The REMstar Auto A-Flex HT is intended for use with a patient circuit that connects the device to a patient interface device (mask). A typical patient circuit consists of patient tubing (15mm, or heated tubing) and an exhalation device (if one is not present in the mask). When a heated humidifier is attached to the therapy device, the patient circuit connects to the air outlet port of the heated humidifier.

The provided text describes modifications to an existing device (REMstar Auto A-Flex HT) and seeks substantial equivalence to the predicate device (REMstar Auto A-Flex HT K113068). The submission focuses on non-clinical testing and standard compliance to demonstrate safety and effectiveness.

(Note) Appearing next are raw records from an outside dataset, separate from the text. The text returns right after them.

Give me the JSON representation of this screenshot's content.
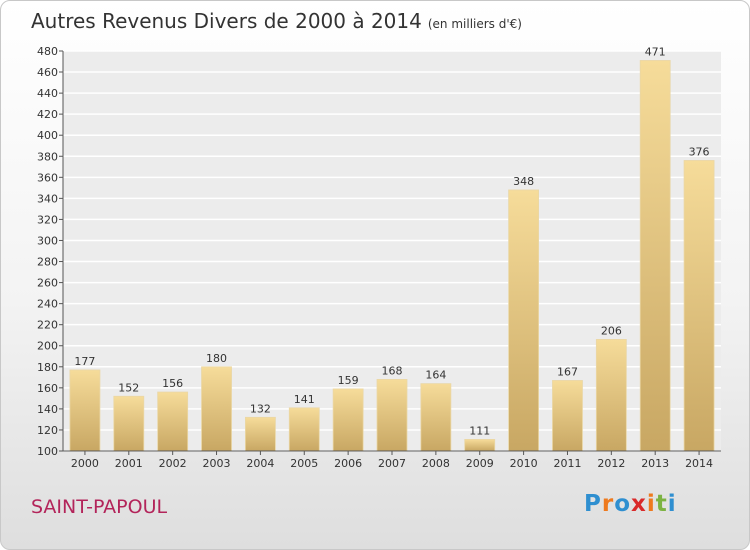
{
  "header": {
    "title": "Autres Revenus Divers de 2000 à 2014",
    "subtitle": "(en milliers d'€)"
  },
  "commune": "SAINT-PAPOUL",
  "logo": {
    "text": "Proxiti",
    "letters": [
      "P",
      "r",
      "o",
      "x",
      "i",
      "t",
      "i"
    ],
    "colors": [
      "#2f8fd0",
      "#ee7a1e",
      "#2f8fd0",
      "#d92a2a",
      "#ee7a1e",
      "#7cb342",
      "#2f8fd0"
    ]
  },
  "colors": {
    "bar_light": "#f6dc9a",
    "bar_dark": "#c8a763",
    "axis": "#555555",
    "grid": "#ffffff"
  },
  "chart_data": {
    "type": "bar",
    "categories": [
      "2000",
      "2001",
      "2002",
      "2003",
      "2004",
      "2005",
      "2006",
      "2007",
      "2008",
      "2009",
      "2010",
      "2011",
      "2012",
      "2013",
      "2014"
    ],
    "values": [
      177,
      152,
      156,
      180,
      132,
      141,
      159,
      168,
      164,
      111,
      348,
      167,
      206,
      471,
      376
    ],
    "ylim": [
      100,
      480
    ],
    "yticks": [
      100,
      120,
      140,
      160,
      180,
      200,
      220,
      240,
      260,
      280,
      300,
      320,
      340,
      360,
      380,
      400,
      420,
      440,
      460,
      480
    ],
    "grid": true,
    "legend": "none",
    "data_labels": true
  }
}
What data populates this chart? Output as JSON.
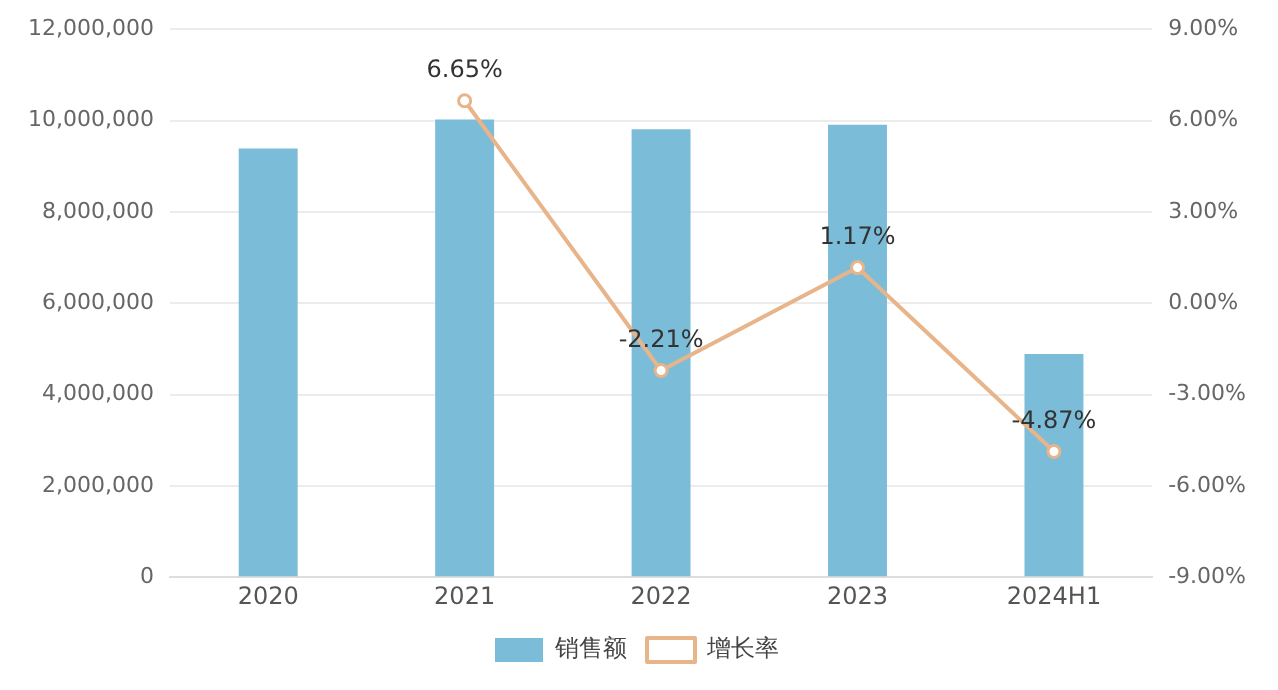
{
  "chart_data": {
    "type": "bar",
    "categories": [
      "2020",
      "2021",
      "2022",
      "2023",
      "2024H1"
    ],
    "series": [
      {
        "name": "销售额",
        "color": "#7bbdd9",
        "values": [
          9390000,
          10020000,
          9810000,
          9910000,
          4890000
        ]
      },
      {
        "name": "增长率",
        "type": "line",
        "axis": "y2",
        "color": "#e8b48a",
        "marker": "circle",
        "values": [
          null,
          6.65,
          -2.21,
          1.17,
          -4.87
        ],
        "value_labels": [
          null,
          "6.65%",
          "-2.21%",
          "1.17%",
          "-4.87%"
        ]
      }
    ],
    "ylim": [
      0,
      12000000
    ],
    "yticks": [
      {
        "value": 0,
        "label": "0"
      },
      {
        "value": 2000000,
        "label": "2,000,000"
      },
      {
        "value": 4000000,
        "label": "4,000,000"
      },
      {
        "value": 6000000,
        "label": "6,000,000"
      },
      {
        "value": 8000000,
        "label": "8,000,000"
      },
      {
        "value": 10000000,
        "label": "10,000,000"
      },
      {
        "value": 12000000,
        "label": "12,000,000"
      }
    ],
    "y2lim": [
      -9,
      9
    ],
    "y2ticks": [
      {
        "value": -9,
        "label": "-9.00%"
      },
      {
        "value": -6,
        "label": "-6.00%"
      },
      {
        "value": -3,
        "label": "-3.00%"
      },
      {
        "value": 0,
        "label": "0.00%"
      },
      {
        "value": 3,
        "label": "3.00%"
      },
      {
        "value": 6,
        "label": "6.00%"
      },
      {
        "value": 9,
        "label": "9.00%"
      }
    ],
    "grid": "y",
    "legend": "bottom"
  }
}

Here’s a breakdown of the information requested, based on the provided text:

1. Table of Acceptance Criteria and Reported Device Performance

The document does not provide a specific table of acceptance criteria with corresponding performance metrics for the modified device. Instead, it states:

2. Sample Size Used for the Test Set and Data Provenance

• Sample Size: Not applicable. The testing described is non-clinical design verification testing, not clinical studies with patient test sets. Therefore, there is no mention of a "test set" in the context of patient data.
• Data Provenance: Not applicable. The testing is internal design verification rather than data from human subjects.

3. Number of Experts Used to Establish the Ground Truth for the Test Set and Qualifications of Those Experts

• Not applicable. As described above, there was no clinical test set requiring expert ground truth establishment. The "ground truth" for the non-clinical tests would be the established engineering specifications and regulatory standards.

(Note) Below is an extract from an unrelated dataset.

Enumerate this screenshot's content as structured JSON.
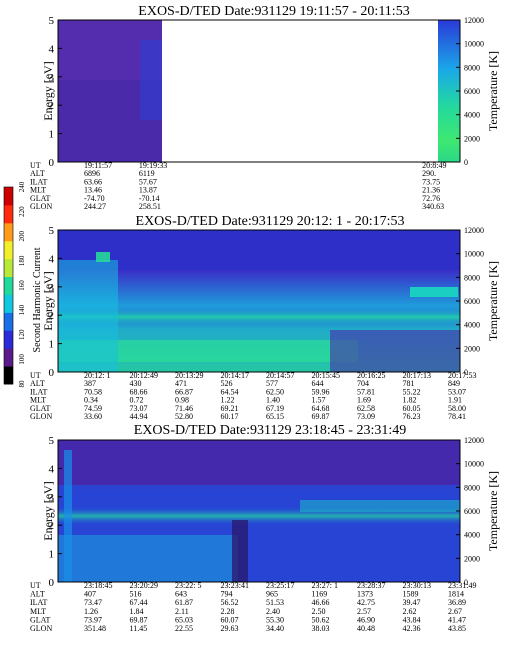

4. Adjudication Method for the Test Set

• Not applicable. There was no clinical test set to adjudicate.

5. If a Multi-Reader Multi-Case (MRMC) Comparative Effectiveness Study Was Done, If So, What Was the Effect Size of How Much Human Readers Improve with AI vs Without AI Assistance

• No. The document explicitly states: "Clinical tests were not required to demonstrate the safety and effectiveness of the REMstar Auto A-Flex HT." Therefore, no MRMC study was performed, and there is no mention of AI assistance or human reader improvement.

6. If a Standalone (i.e., algorithm only without human-in-the-loop performance) Was Done

• Not applicable. This device is a CPAP system, not an AI algorithm. Its performance is assessed through its mechanical and functional operation, not as an algorithm, and it's designed for use by patients, not directly by "human-in-the-loop" readers in the context of image interpretation or similar AI applications.

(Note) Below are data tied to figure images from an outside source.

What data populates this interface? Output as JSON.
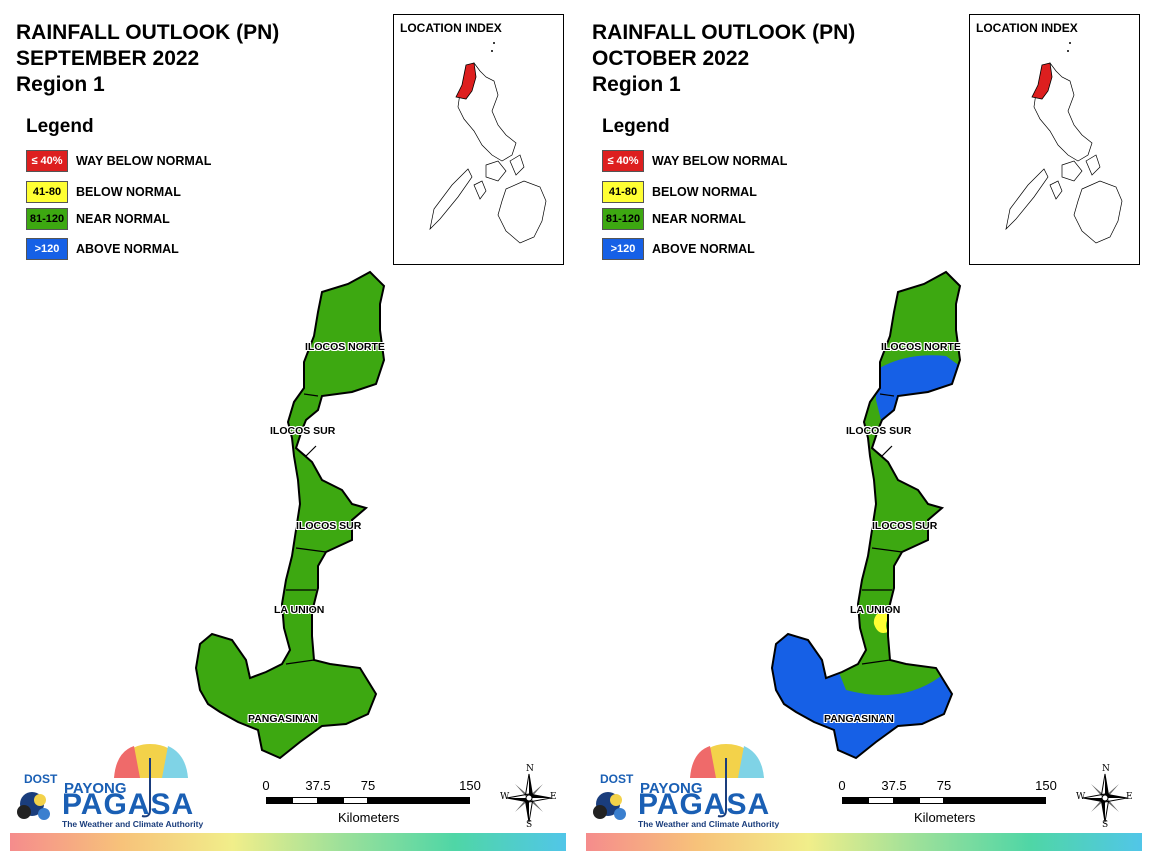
{
  "colors": {
    "way_below": "#dd1f1f",
    "below": "#ffff33",
    "near": "#3da811",
    "above": "#1660e6"
  },
  "panels": [
    {
      "title_line1": "RAINFALL OUTLOOK (PN)",
      "title_line2": "SEPTEMBER 2022",
      "title_line3": "Region 1",
      "legend_title": "Legend",
      "legend": [
        {
          "range": "≤ 40%",
          "label": "WAY BELOW NORMAL"
        },
        {
          "range": "41-80",
          "label": "BELOW NORMAL"
        },
        {
          "range": "81-120",
          "label": "NEAR NORMAL"
        },
        {
          "range": ">120",
          "label": "ABOVE NORMAL"
        }
      ],
      "inset_title": "LOCATION INDEX",
      "provinces": [
        "ILOCOS NORTE",
        "ILOCOS SUR",
        "ILOCOS SUR",
        "LA UNION",
        "PANGASINAN"
      ],
      "logo": {
        "dost": "DOST",
        "payong": "PAYONG",
        "pagasa": "PAGASA",
        "tagline": "The Weather and Climate Authority"
      },
      "scale": {
        "ticks": [
          "0",
          "37.5",
          "75",
          "150"
        ],
        "units": "Kilometers"
      },
      "compass": {
        "n": "N",
        "s": "S",
        "e": "E",
        "w": "W"
      }
    },
    {
      "title_line1": "RAINFALL OUTLOOK (PN)",
      "title_line2": "OCTOBER 2022",
      "title_line3": "Region 1",
      "legend_title": "Legend",
      "legend": [
        {
          "range": "≤ 40%",
          "label": "WAY BELOW NORMAL"
        },
        {
          "range": "41-80",
          "label": "BELOW NORMAL"
        },
        {
          "range": "81-120",
          "label": "NEAR NORMAL"
        },
        {
          "range": ">120",
          "label": "ABOVE NORMAL"
        }
      ],
      "inset_title": "LOCATION INDEX",
      "provinces": [
        "ILOCOS NORTE",
        "ILOCOS SUR",
        "ILOCOS SUR",
        "LA UNION",
        "PANGASINAN"
      ],
      "logo": {
        "dost": "DOST",
        "payong": "PAYONG",
        "pagasa": "PAGASA",
        "tagline": "The Weather and Climate Authority"
      },
      "scale": {
        "ticks": [
          "0",
          "37.5",
          "75",
          "150"
        ],
        "units": "Kilometers"
      },
      "compass": {
        "n": "N",
        "s": "S",
        "e": "E",
        "w": "W"
      }
    }
  ]
}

7. The Type of Ground Truth Used

• For the non-clinical tests, the "ground truth" would be the design specifications, performance requirements, and regulatory standards (e.g., ISO, IEC standards) that the device was tested against. The tests verified that the modifications did not alter the safety or effectiveness or the device's ability to meet these established engineering and regulatory benchmarks.

8. The Sample Size for the Training Set

• Not applicable. This device is a hardware and software system, not an AI model requiring a training set in the machine learning sense. The "training set" equivalent here would be the accumulated engineering knowledge, design principles, and previous device iterations used in the development process, not a distinct dataset for algorithm training.

9. How the Ground Truth for the Training Set Was Established

• Not applicable, as there is no training set in the context of an AI algorithm. The "ground truth" for the device's development and verification is established through a combination of:
  • Regulatory standards: As listed (e.g., ISO 14971, IEC 60601-1).
  • Internal product requirements and specifications: Developed based on the intended use, risk analysis, and engineering principles.
  • Performance of the predicate device: The modified device's performance is compared to its substantially equivalent predicate.